Chi non vorrebbe essere Pierce Brosnan? Bello, di naturale eleganza, ha negli occhi un lampo avventuroso da “nostro agente all’Avana” mescolato a un’aria da uomo oltraggiosamente – per noi poveri mortali – a proprio agio, come stesse sempre a bordo piscina sorseggiando cocktail in compagnia di donne stupende.
Ne Il fidanzato di mia sorella, diretto da Tom Vaughan e prodotto dall’attore – si vede, la macchina da presa gli sta sempre incollata addosso –, gli sceneggiatori hanno pensato sarebbe stato divertente prendere quest’uomo straordinariamente blasé e infilarlo in disavventure che ne mettano in crisi l’imperturbabile sicurezza. E nasce Richard Haig, docente di letteratura a Cambridge con la passione per la poesia romantica e le studentesse, che ne ricambiano le attenzioni visto il fascino e lo stile anticonformista alla professor Keating dell’Attimo fuggente.
L’ultima conquista, la bellissima Kate (Jessica Alba), resta incinta. Richard la segue negli Stati Uniti, lasciandosi convincere dalla miglior battuta del film: “Ti piacerà Los Angeles, è una specie di Cambridge, in più ci sono le palme”. Qui cominciano le sciagure e, sempre secondo gli autori, il gran divertimento: vediamo Brosnan fare il professorucolo davanti a ragazzetti immersi nei loro smartphone che non lo degnano d’uno sguardo; Brosnan ubriaco che si rende ridicolo davanti a un gruppo di docenti universitari; che si fa arrestare, che viene espulso dagli Stati Uniti ritornandovi insieme a improbabili clandestini messicani!

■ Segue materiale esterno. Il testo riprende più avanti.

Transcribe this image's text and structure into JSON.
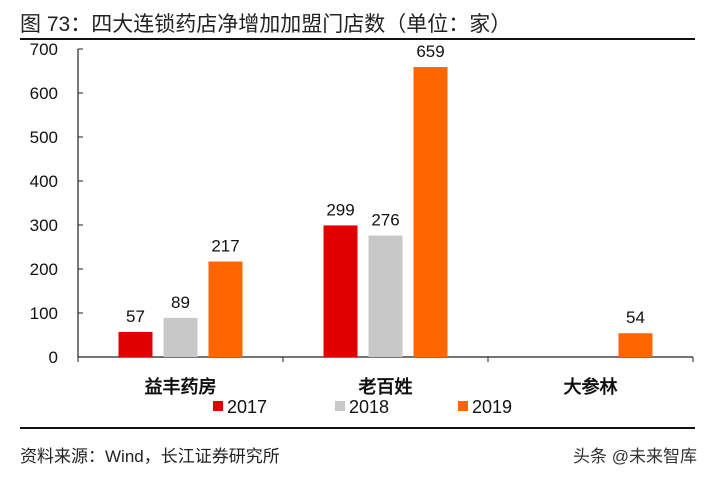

E ve lo immaginate James Bond che frequenta un gruppo di recupero per bevitori, costretto a dire “Io sono un alcolista”? Bestemmia! Non finisce qui, perché c’è la famiglia: la giovane mogliettina che gli mette le corna e chiede il divorzio; l’appetitosa sorella di lei, Olivia (Salma Hayek) di cui l’impenitente dongiovanni s’innamora perdutamente; il padre assente ma petulante (Malcom McDowell) con cui è in costante conflitto; e il frugoletto col quale scopre responsabilità, gioie (e dolori) della paternità.
La programmazione estiva è quella che è, non si può andare troppo per il sottile, ma almeno due cose su Il fidanzato di mia sorella bisogna dirle. Primo: ci sono troppe idee rubate ad altri film: la gag della Hayek che simula orgasmi (stavolta maschili) è presa di peso, ovviamente, da Harry ti presento Sally: Brosnan che guida ubriaco viene da Intrigo internazionale; dell’Attimo fuggente c’è pure la solfa del carpe diem, in versione riveduta e poco oraziana (“Scopa e sii felice”); la scena del clandestino sta ne Lo spaccacuori (più divertente).
Il problema più grande, però, è un altro: nonostante gli sforzi, diciamo così, di autori e sceneggiatori di mettere a disagio il protagonista, Brosnan mantiene il suo stile impeccabile (e la sua unica espressione). A ogni cambio d’inquadratura indossa un nuovo abito, sempre inappuntabile. Persino dopo il viaggio clandestino non è neanche un po’ spiegazzato. Gli manca il ritmo del commediante, non possiede l’istinto dell’attore capace di farsi travolgere dagli eventi per il divertimento degli spettatori. Il risultato è una commedia letargica: perché, non ci voleva molto a capirlo, Brosnan non è Cary Grant.